Putting the pieces together, I think the God we can derive from evidence, in addition to being a Creator and being “personal” in the sense of being conscious in some way analogous to (or higher than) ours, is also “good”, and the source of our deepest moral sentiments.
The fourth piece of evidence is even more personal than the others. It is whatever “direct” evidence we have that God exists. That is, any innate sense that there is a God, or any personal religious experiences that corroborate belief in God. I recognize this argument carries no weight for some readers. For me, it doesn’t carry as much as it might for others who sense God’s presence more palpably, but I do have some “basic” belief in God, as do millions of others. I can testify that it grows stronger over time as one studies and worships and prays. This counts as evidence to me. Admittedly, not particularly strong evidence on its own, but for me it adds incrementally to the case made above. Your own mileage may vary.
Finally, we can draw evidence of God’s existence as a feedback from the arguments for Christianity. This part is somewhat circular at first glance. That is, the existence of God is a starting point for making any sense of Christianity. Christianity claims certain things, such as the miracles of Jesus, which in turn point to the existence of God. It is not totally circular, however. I believe the existence of God is pretty clear from the first four pieces of evidence (especially consciousness) that I have described above. This is enough by itself to move on to investigating Christianity.

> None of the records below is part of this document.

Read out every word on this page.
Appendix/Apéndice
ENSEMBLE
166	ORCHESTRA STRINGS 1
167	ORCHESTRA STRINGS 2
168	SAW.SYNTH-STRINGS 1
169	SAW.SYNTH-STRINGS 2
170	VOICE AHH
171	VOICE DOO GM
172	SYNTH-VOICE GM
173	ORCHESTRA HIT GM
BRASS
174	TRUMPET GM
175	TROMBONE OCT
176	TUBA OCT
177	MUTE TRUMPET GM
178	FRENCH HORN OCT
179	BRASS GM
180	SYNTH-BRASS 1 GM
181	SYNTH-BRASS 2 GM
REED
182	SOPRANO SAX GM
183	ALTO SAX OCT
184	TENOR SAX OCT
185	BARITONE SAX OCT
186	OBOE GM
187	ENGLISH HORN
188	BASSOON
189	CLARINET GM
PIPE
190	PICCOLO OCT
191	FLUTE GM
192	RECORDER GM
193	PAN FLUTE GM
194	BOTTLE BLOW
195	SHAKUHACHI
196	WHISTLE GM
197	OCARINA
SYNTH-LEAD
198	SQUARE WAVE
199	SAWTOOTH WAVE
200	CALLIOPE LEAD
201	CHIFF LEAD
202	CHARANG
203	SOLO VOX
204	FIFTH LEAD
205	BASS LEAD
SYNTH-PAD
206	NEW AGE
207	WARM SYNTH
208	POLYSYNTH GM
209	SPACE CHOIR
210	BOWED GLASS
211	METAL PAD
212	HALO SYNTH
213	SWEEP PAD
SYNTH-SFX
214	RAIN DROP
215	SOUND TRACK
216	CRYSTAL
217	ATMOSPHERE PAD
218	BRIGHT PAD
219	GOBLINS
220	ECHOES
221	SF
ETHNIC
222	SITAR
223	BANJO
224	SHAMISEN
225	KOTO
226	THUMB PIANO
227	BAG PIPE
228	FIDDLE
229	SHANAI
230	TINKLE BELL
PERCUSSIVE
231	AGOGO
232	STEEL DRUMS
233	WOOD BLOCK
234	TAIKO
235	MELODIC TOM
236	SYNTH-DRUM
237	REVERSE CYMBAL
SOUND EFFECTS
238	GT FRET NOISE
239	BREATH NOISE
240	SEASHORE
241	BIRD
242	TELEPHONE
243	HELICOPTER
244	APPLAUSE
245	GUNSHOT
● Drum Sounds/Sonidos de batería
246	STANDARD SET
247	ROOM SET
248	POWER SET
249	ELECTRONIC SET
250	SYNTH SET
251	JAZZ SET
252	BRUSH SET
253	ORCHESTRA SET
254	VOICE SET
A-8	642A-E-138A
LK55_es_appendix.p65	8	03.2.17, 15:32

It just so happens that the arguments we make in that context (i.e., seeing the Gospels as true stories) turn around and reinforce the argument for God’s existence further.
I recognize, of course, that none of the “evidence” presented above rises to the standard necessary to call it proof (that is, something that convinces all reasonable people). For His own reasons, God chooses not to “prove” His existence to all people. (I speculate that it’s to preserve our ability to choose to love Him or not.) But lack of proof should not be confused with lack of evidence. Belief in God is not a matter of “blind” or unreasonable faith.